But the Tooth Already Has a Root Canal!
Q: I had a tooth root canaled about fifteen years ago and it’s been fine. A crown was made at about the same time. I’ve been good for all this time but then about the end of March when we were all on “lockdown” the tooth began to bother badly! I could tell which one it was every time I swallowed. If I pushed on it, it hurt. How can that be I thought there’s no nerve?
I called my dentist and he wasn’t in so I finally got someone who would get me some antibiotics. It’s calmed down but what’s up? Am I going to lose this tooth and if I do, what should I do about it? The teeth behind and in front have crowns and they’re fine but if that tooth comes out what happens?
I was told I could get an implant or a bridge but then if I get a bridge won’t that mean the teeth on either side of the gap will lose their perfectly good crowns? I’ve never had a missing tooth since I was a kid. What are my options?

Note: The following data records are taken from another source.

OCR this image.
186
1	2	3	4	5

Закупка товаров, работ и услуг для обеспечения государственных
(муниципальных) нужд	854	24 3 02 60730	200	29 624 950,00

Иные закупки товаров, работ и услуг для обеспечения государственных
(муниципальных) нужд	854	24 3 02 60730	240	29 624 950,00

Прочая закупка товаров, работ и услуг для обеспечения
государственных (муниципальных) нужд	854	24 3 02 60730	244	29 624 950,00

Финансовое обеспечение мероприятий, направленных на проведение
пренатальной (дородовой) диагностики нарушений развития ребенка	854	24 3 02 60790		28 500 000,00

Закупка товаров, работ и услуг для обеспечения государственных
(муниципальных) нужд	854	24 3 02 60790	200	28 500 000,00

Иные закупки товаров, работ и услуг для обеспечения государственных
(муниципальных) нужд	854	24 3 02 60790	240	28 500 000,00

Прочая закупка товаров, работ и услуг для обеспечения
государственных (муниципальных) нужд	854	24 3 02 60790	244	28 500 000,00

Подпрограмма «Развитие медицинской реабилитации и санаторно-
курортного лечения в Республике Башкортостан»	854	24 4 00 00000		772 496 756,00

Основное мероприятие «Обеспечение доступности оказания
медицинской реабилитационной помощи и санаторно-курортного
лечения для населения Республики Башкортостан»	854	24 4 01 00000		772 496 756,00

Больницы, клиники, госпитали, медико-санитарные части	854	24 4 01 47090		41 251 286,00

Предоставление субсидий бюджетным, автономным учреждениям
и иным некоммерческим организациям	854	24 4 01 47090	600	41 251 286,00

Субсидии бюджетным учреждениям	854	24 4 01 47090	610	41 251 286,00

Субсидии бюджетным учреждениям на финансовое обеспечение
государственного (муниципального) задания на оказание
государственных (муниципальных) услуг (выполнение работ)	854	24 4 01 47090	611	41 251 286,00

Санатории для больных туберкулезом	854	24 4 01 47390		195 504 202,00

A: First of all, the pain you suffered maybe one of several conditions. First, the root canal may have some microscopic unfilled canals that are now harbouring bacteria. That bacterial challenge has over powered your immune system and there fore you have an abscess. If this is the case the tooth can be retreated or a surgical procedure can be done to eliminate the problem.
The second possibility is the root of the tooth is cracked, and is infected so you’re experiencing pain. In this case, the tooth will be lost. A cracked tooth cannot be made whole. You have several tooth replacement choices. Today one would say an immediate implant could be placed at the time of tooth removal. This is a good option, however if too much bone has been destroyed by infection the extraction site should be grafted and an implant placed four to six months later.
If you choose a bridge, bone grafting is also important so bone resorption (bone dissolution over time) does not leave a gap under the bridged tooth. Yes, the crowns would have to be sacrificed. Your last option is to do nothing but that leads to many other problems besides not being able to chew properly on that side. All things being equal, the implant is your best option if the tooth is lost.